Dictionary with serialized data.

<a id="haystack_integrations.components.converters.mistral.ocr_document_converter.MistralOCRDocumentConverter.from_dict"></a>

#### MistralOCRDocumentConverter.from\_dict

```python
@classmethod
def from_dict(cls, data: Dict[str, Any]) -> "MistralOCRDocumentConverter"
```

Deserializes the component from a dictionary.

**Arguments**:

- `data`: Dictionary to deserialize from.

**Returns**:

Deserialized component.

<a id="haystack_integrations.components.converters.mistral.ocr_document_converter.MistralOCRDocumentConverter.run"></a>

#### MistralOCRDocumentConverter.run

```python
@component.output_types(documents=List[Document],
                        raw_mistral_response=List[Dict[str, Any]])
def run(
    sources: List[Union[str, Path, ByteStream, DocumentURLChunk, FileChunk,
                        ImageURLChunk]],
    bbox_annotation_schema: Optional[Type[BaseModel]] = None,
    document_annotation_schema: Optional[Type[BaseModel]] = None
) -> Dict[str, Any]
```

Extract text from documents using Mistral OCR.

**Arguments**:

- `sources`: List of document sources to process.
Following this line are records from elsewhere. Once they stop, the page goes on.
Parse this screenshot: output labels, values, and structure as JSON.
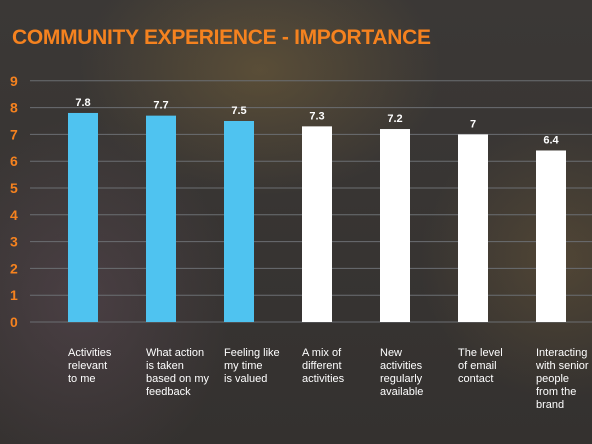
{
  "chart_data": {
    "type": "bar",
    "title": "COMMUNITY EXPERIENCE - IMPORTANCE",
    "categories": [
      "Activities\nrelevant\nto me",
      "What action\nis taken\nbased on my\nfeedback",
      "Feeling like\nmy time\nis valued",
      "A mix of\ndifferent\nactivities",
      "New\nactivities\nregularly\navailable",
      "The level\nof email\ncontact",
      "Interacting\nwith senior\npeople\nfrom the\nbrand"
    ],
    "values": [
      7.8,
      7.7,
      7.5,
      7.3,
      7.2,
      7,
      6.4
    ],
    "value_labels": [
      "7.8",
      "7.7",
      "7.5",
      "7.3",
      "7.2",
      "7",
      "6.4"
    ],
    "bar_colors": [
      "#4fc3f0",
      "#4fc3f0",
      "#4fc3f0",
      "#ffffff",
      "#ffffff",
      "#ffffff",
      "#ffffff"
    ],
    "yticks": [
      "0",
      "1",
      "2",
      "3",
      "4",
      "5",
      "6",
      "7",
      "8",
      "9"
    ],
    "ylim": [
      0,
      9
    ],
    "grid": true,
    "colors": {
      "title": "#f5821f",
      "axis_labels": "#f5821f",
      "gridline": "#6b6e72",
      "value_label": "#ffffff",
      "category_label": "#ffffff"
    }
  }
}
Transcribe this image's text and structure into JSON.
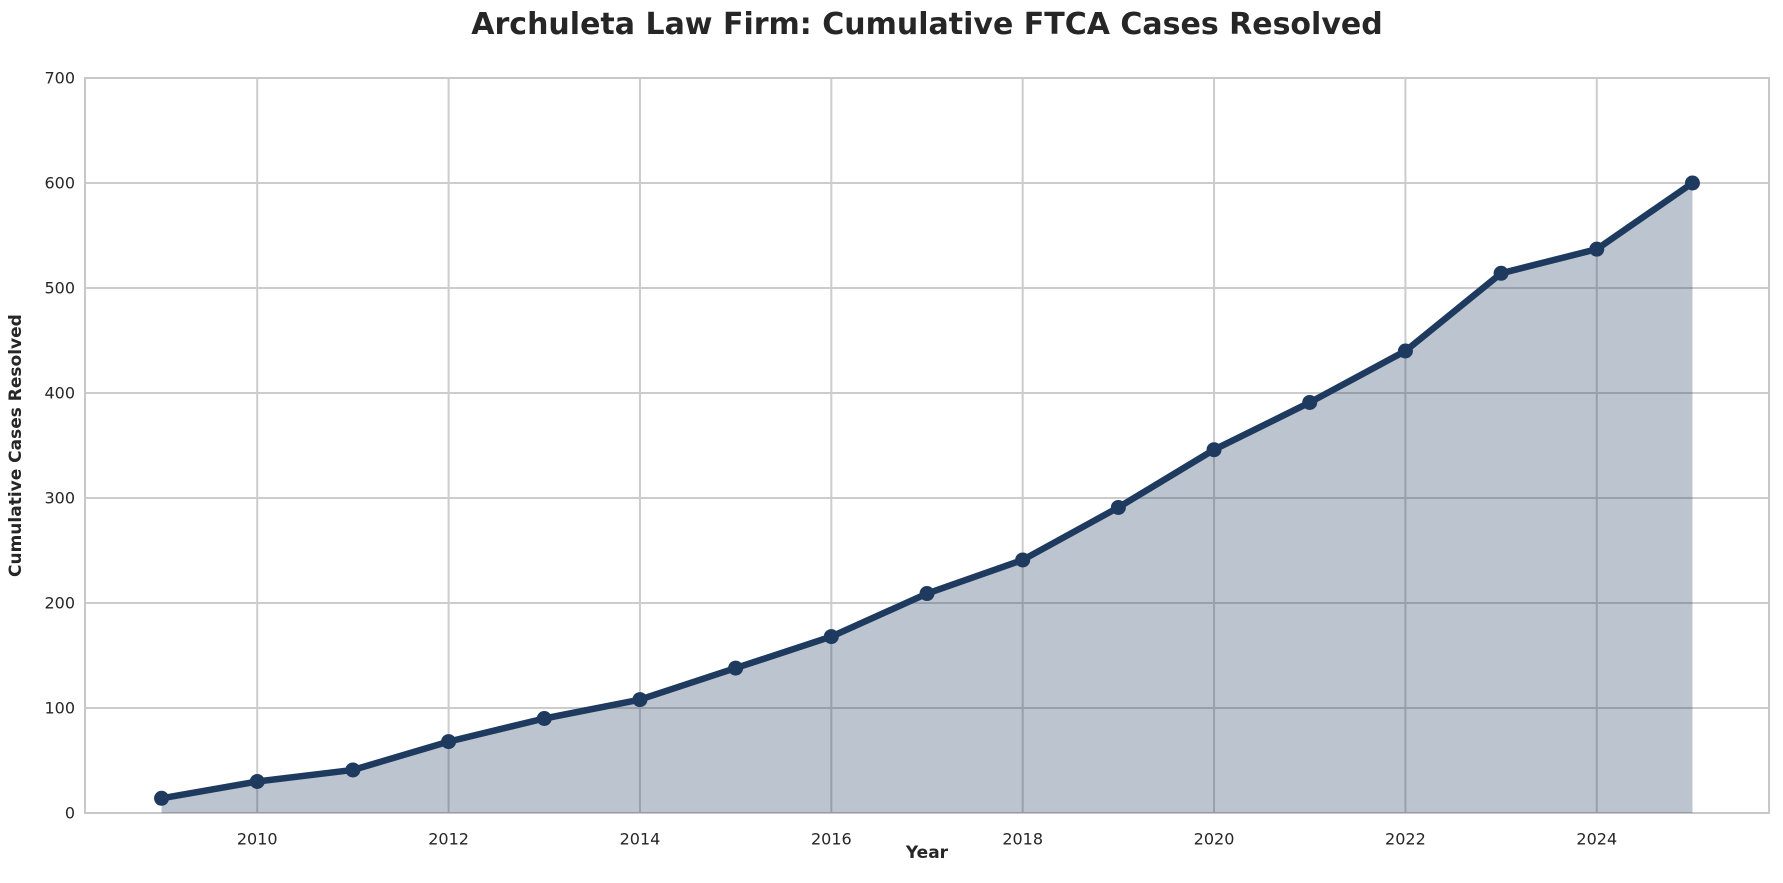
{
  "chart_data": {
    "type": "area",
    "title": "Archuleta Law Firm: Cumulative FTCA Cases Resolved",
    "xlabel": "Year",
    "ylabel": "Cumulative Cases Resolved",
    "x": [
      2009,
      2010,
      2011,
      2012,
      2013,
      2014,
      2015,
      2016,
      2017,
      2018,
      2019,
      2020,
      2021,
      2022,
      2023,
      2024,
      2025
    ],
    "y": [
      14,
      30,
      41,
      68,
      90,
      108,
      138,
      168,
      209,
      241,
      291,
      346,
      391,
      440,
      514,
      537,
      600
    ],
    "xlim": [
      2008.2,
      2025.8
    ],
    "ylim": [
      0,
      700
    ],
    "xticks": [
      2010,
      2012,
      2014,
      2016,
      2018,
      2020,
      2022,
      2024
    ],
    "yticks": [
      0,
      100,
      200,
      300,
      400,
      500,
      600,
      700
    ],
    "grid": true,
    "legend": false,
    "marker": "circle",
    "colors": {
      "line": "#1f3a5f",
      "fill": "#1f3a5f",
      "fill_opacity": 0.3,
      "grid": "#cccccc",
      "spine": "#c8c8c8",
      "text": "#262626",
      "background": "#ffffff"
    }
  }
}
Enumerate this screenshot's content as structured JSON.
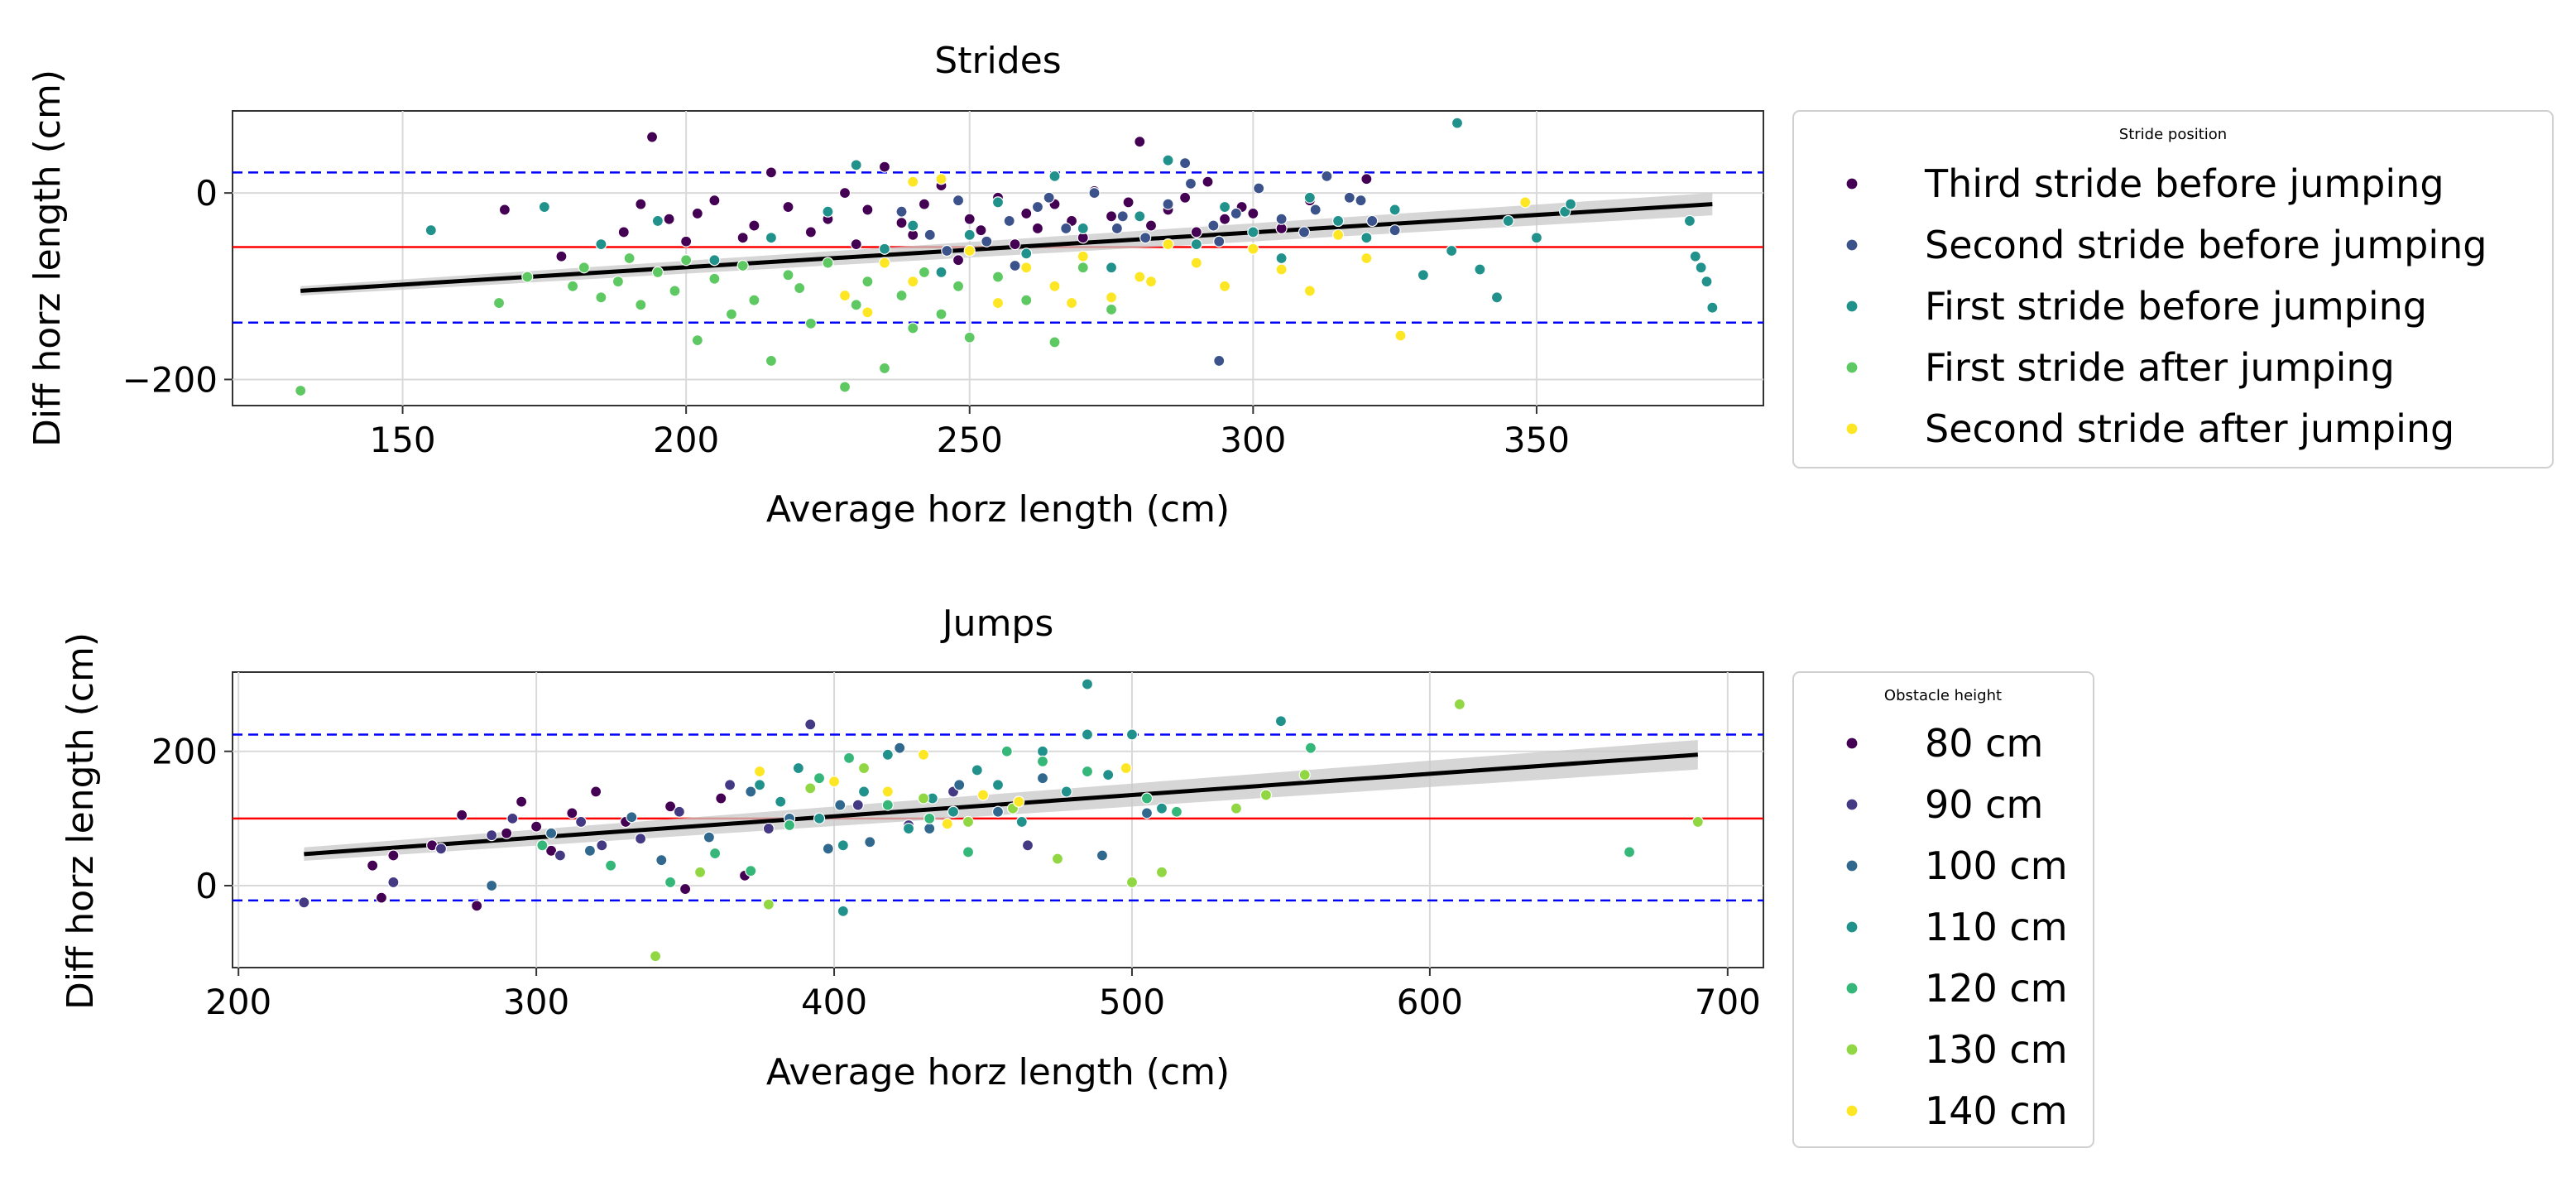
{
  "colors": {
    "mean_line": "#ff0000",
    "limit_line": "#0000ff",
    "regression_line": "#000000",
    "ci_band": "#c8c8c8",
    "stride_palette": [
      "#440154",
      "#3b528b",
      "#21918c",
      "#5ec962",
      "#fde725"
    ],
    "obstacle_palette": [
      "#440154",
      "#443983",
      "#31688e",
      "#21918c",
      "#35b779",
      "#90d743",
      "#fde725"
    ]
  },
  "chart_data": [
    {
      "type": "scatter",
      "title": "Strides",
      "xlabel": "Average horz length (cm)",
      "ylabel": "Diff horz length (cm)",
      "xlim": [
        120,
        390
      ],
      "ylim": [
        -228,
        88
      ],
      "xticks": [
        150,
        200,
        250,
        300,
        350
      ],
      "yticks": [
        0,
        -200
      ],
      "grid": true,
      "mean_line": -58,
      "limits_of_agreement": [
        -139,
        22
      ],
      "regression": {
        "x": [
          132,
          381
        ],
        "y": [
          -105,
          -12
        ],
        "ci_halfwidth": [
          5,
          12
        ]
      },
      "legend": {
        "title": "Stride position",
        "placement": "outside-right",
        "entries": [
          "Third stride before jumping",
          "Second stride before jumping",
          "First stride before jumping",
          "First stride after jumping",
          "Second stride after jumping"
        ]
      },
      "series": [
        {
          "name": "Third stride before jumping",
          "x": [
            194,
            168,
            178,
            189,
            192,
            197,
            200,
            202,
            205,
            210,
            212,
            215,
            218,
            222,
            225,
            228,
            230,
            232,
            235,
            238,
            240,
            242,
            245,
            248,
            250,
            252,
            255,
            258,
            260,
            262,
            265,
            268,
            270,
            272,
            275,
            278,
            280,
            282,
            285,
            288,
            290,
            292,
            295,
            298,
            300,
            305,
            310,
            315,
            320
          ],
          "y": [
            60,
            -18,
            -68,
            -42,
            -12,
            -28,
            -52,
            -22,
            -8,
            -48,
            -35,
            22,
            -15,
            -42,
            -28,
            0,
            -55,
            -18,
            28,
            -32,
            -45,
            -12,
            8,
            -72,
            -28,
            -40,
            -5,
            -55,
            -22,
            -38,
            -12,
            -30,
            -48,
            2,
            -25,
            -10,
            55,
            -35,
            -18,
            -5,
            -42,
            12,
            -28,
            -15,
            -22,
            -38,
            -8,
            -30,
            15
          ]
        },
        {
          "name": "Second stride before jumping",
          "x": [
            238,
            243,
            248,
            253,
            257,
            262,
            267,
            272,
            277,
            281,
            285,
            289,
            293,
            297,
            301,
            305,
            309,
            313,
            317,
            321,
            246,
            258,
            264,
            276,
            288,
            294,
            311,
            319,
            325,
            294
          ],
          "y": [
            -20,
            -45,
            -8,
            -52,
            -30,
            -15,
            -38,
            0,
            -25,
            -48,
            -12,
            10,
            -35,
            -22,
            5,
            -28,
            -42,
            18,
            -5,
            -30,
            -62,
            -78,
            -5,
            -38,
            32,
            -52,
            -18,
            -8,
            -40,
            -180
          ]
        },
        {
          "name": "First stride before jumping",
          "x": [
            155,
            175,
            185,
            195,
            205,
            215,
            225,
            230,
            235,
            240,
            245,
            250,
            255,
            260,
            265,
            270,
            275,
            280,
            285,
            290,
            295,
            300,
            305,
            310,
            315,
            320,
            325,
            330,
            335,
            336,
            340,
            343,
            345,
            350,
            355,
            356,
            377,
            378,
            379,
            380,
            381
          ],
          "y": [
            -40,
            -15,
            -55,
            -30,
            -72,
            -48,
            -20,
            30,
            -60,
            -35,
            -85,
            -45,
            -10,
            -65,
            18,
            -38,
            -80,
            -25,
            35,
            -55,
            -15,
            -42,
            -70,
            -5,
            -30,
            -48,
            -18,
            -88,
            -62,
            75,
            -82,
            -112,
            -30,
            -48,
            -20,
            -12,
            -30,
            -68,
            -80,
            -95,
            -123
          ]
        },
        {
          "name": "First stride after jumping",
          "x": [
            132,
            167,
            172,
            180,
            182,
            185,
            188,
            190,
            192,
            195,
            198,
            200,
            202,
            205,
            208,
            210,
            212,
            215,
            218,
            220,
            222,
            225,
            228,
            230,
            232,
            235,
            238,
            240,
            242,
            245,
            248,
            250,
            255,
            260,
            265,
            270,
            275
          ],
          "y": [
            -212,
            -118,
            -90,
            -100,
            -80,
            -112,
            -95,
            -70,
            -120,
            -85,
            -105,
            -72,
            -158,
            -92,
            -130,
            -78,
            -115,
            -180,
            -88,
            -102,
            -140,
            -75,
            -208,
            -120,
            -95,
            -188,
            -110,
            -145,
            -85,
            -130,
            -100,
            -155,
            -90,
            -115,
            -160,
            -80,
            -125
          ]
        },
        {
          "name": "Second stride after jumping",
          "x": [
            228,
            232,
            235,
            240,
            245,
            250,
            255,
            260,
            265,
            270,
            275,
            280,
            285,
            290,
            295,
            300,
            305,
            310,
            315,
            320,
            326,
            348,
            240,
            268,
            282
          ],
          "y": [
            -110,
            -128,
            -75,
            -95,
            15,
            -62,
            -118,
            -80,
            -100,
            -68,
            -112,
            -90,
            -55,
            -75,
            -100,
            -60,
            -82,
            -105,
            -45,
            -70,
            -153,
            -10,
            12,
            -118,
            -95
          ]
        }
      ]
    },
    {
      "type": "scatter",
      "title": "Jumps",
      "xlabel": "Average horz length (cm)",
      "ylabel": "Diff horz length (cm)",
      "xlim": [
        198,
        712
      ],
      "ylim": [
        -122,
        318
      ],
      "xticks": [
        200,
        300,
        400,
        500,
        600,
        700
      ],
      "yticks": [
        200,
        0
      ],
      "grid": true,
      "mean_line": 100,
      "limits_of_agreement": [
        -22,
        225
      ],
      "regression": {
        "x": [
          222,
          690
        ],
        "y": [
          47,
          195
        ],
        "ci_halfwidth": [
          10,
          22
        ]
      },
      "legend": {
        "title": "Obstacle height",
        "placement": "outside-right",
        "entries": [
          "80 cm",
          "90 cm",
          "100 cm",
          "110 cm",
          "120 cm",
          "130 cm",
          "140 cm"
        ]
      },
      "series": [
        {
          "name": "80 cm",
          "x": [
            245,
            248,
            252,
            265,
            275,
            280,
            290,
            295,
            300,
            305,
            312,
            320,
            330,
            345,
            350,
            362,
            370
          ],
          "y": [
            30,
            -18,
            45,
            60,
            105,
            -30,
            78,
            125,
            88,
            52,
            108,
            140,
            95,
            118,
            -5,
            130,
            15
          ]
        },
        {
          "name": "90 cm",
          "x": [
            222,
            252,
            268,
            285,
            292,
            308,
            315,
            322,
            335,
            348,
            365,
            378,
            392,
            408,
            425,
            440,
            465
          ],
          "y": [
            -25,
            5,
            55,
            75,
            100,
            45,
            95,
            60,
            70,
            110,
            150,
            85,
            240,
            120,
            90,
            140,
            60
          ]
        },
        {
          "name": "100 cm",
          "x": [
            285,
            305,
            318,
            332,
            342,
            358,
            372,
            385,
            398,
            402,
            412,
            422,
            432,
            442,
            455,
            470,
            490,
            505
          ],
          "y": [
            0,
            78,
            52,
            102,
            38,
            72,
            140,
            100,
            55,
            120,
            65,
            205,
            85,
            150,
            110,
            160,
            45,
            108
          ]
        },
        {
          "name": "110 cm",
          "x": [
            375,
            382,
            388,
            395,
            403,
            410,
            418,
            425,
            433,
            440,
            448,
            455,
            463,
            470,
            478,
            485,
            492,
            500,
            510,
            550,
            485,
            403
          ],
          "y": [
            150,
            125,
            175,
            100,
            60,
            140,
            195,
            85,
            130,
            110,
            172,
            150,
            95,
            200,
            140,
            300,
            165,
            225,
            115,
            245,
            225,
            -38
          ]
        },
        {
          "name": "120 cm",
          "x": [
            302,
            325,
            345,
            360,
            372,
            385,
            395,
            405,
            418,
            432,
            445,
            458,
            470,
            485,
            505,
            515,
            560,
            667
          ],
          "y": [
            60,
            30,
            5,
            48,
            22,
            90,
            160,
            190,
            120,
            100,
            50,
            200,
            185,
            170,
            130,
            110,
            205,
            50
          ]
        },
        {
          "name": "130 cm",
          "x": [
            340,
            355,
            378,
            392,
            410,
            430,
            445,
            460,
            475,
            500,
            510,
            535,
            545,
            558,
            610,
            690
          ],
          "y": [
            -105,
            20,
            -28,
            145,
            175,
            130,
            95,
            115,
            40,
            5,
            20,
            115,
            135,
            165,
            270,
            95
          ]
        },
        {
          "name": "140 cm",
          "x": [
            375,
            400,
            418,
            430,
            438,
            450,
            462,
            498
          ],
          "y": [
            170,
            155,
            140,
            195,
            92,
            135,
            125,
            175
          ]
        }
      ]
    }
  ]
}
Each source can be one of:
- str: File path to a local document
- Path: Path object to a local document
- ByteStream: Haystack ByteStream object containing document data
- DocumentURLChunk: Mistral chunk for document URLs (signed or public URLs to PDFs, etc.)
- ImageURLChunk: Mistral chunk for image URLs (signed or public URLs to images)
- FileChunk: Mistral chunk for file IDs (files previously uploaded to Mistral)
- `bbox_annotation_schema`: Optional Pydantic model for structured annotations per bounding box.
When provided, a Vision LLM analyzes each image region and returns structured data.
- `document_annotation_schema`: Optional Pydantic model for structured annotations for the full document.
When provided, a Vision LLM analyzes the entire document and returns structured data.
Note: Document annotation is limited to a maximum of 8 pages. Documents exceeding
this limit will not be processed for document annotation.

**Returns**:

A dictionary with the following keys:
- `documents`: List of Haystack Documents (one per source). Each Document has the following structure:
    - `content`: All pages joined with form feed (\f) separators in markdown format.
      When using bbox_annotation_schema, image tags will be enriched with your defined descriptions.
    - `meta`: Aggregated metadata dictionary with structure:
      `{"source_page_count": int, "source_total_images": int, "source_*": any}`.
      If document_annotation_schema was provided, all annotation fields are unpacked
      with 'source_' prefix (e.g., source_language, source_chapter_titles, source_urls).
- `raw_mistral_response`:
    List of dictionaries containing raw OCR responses from Mistral API (one per source).
    Each response includes per-page details, images, annotations, and usage info.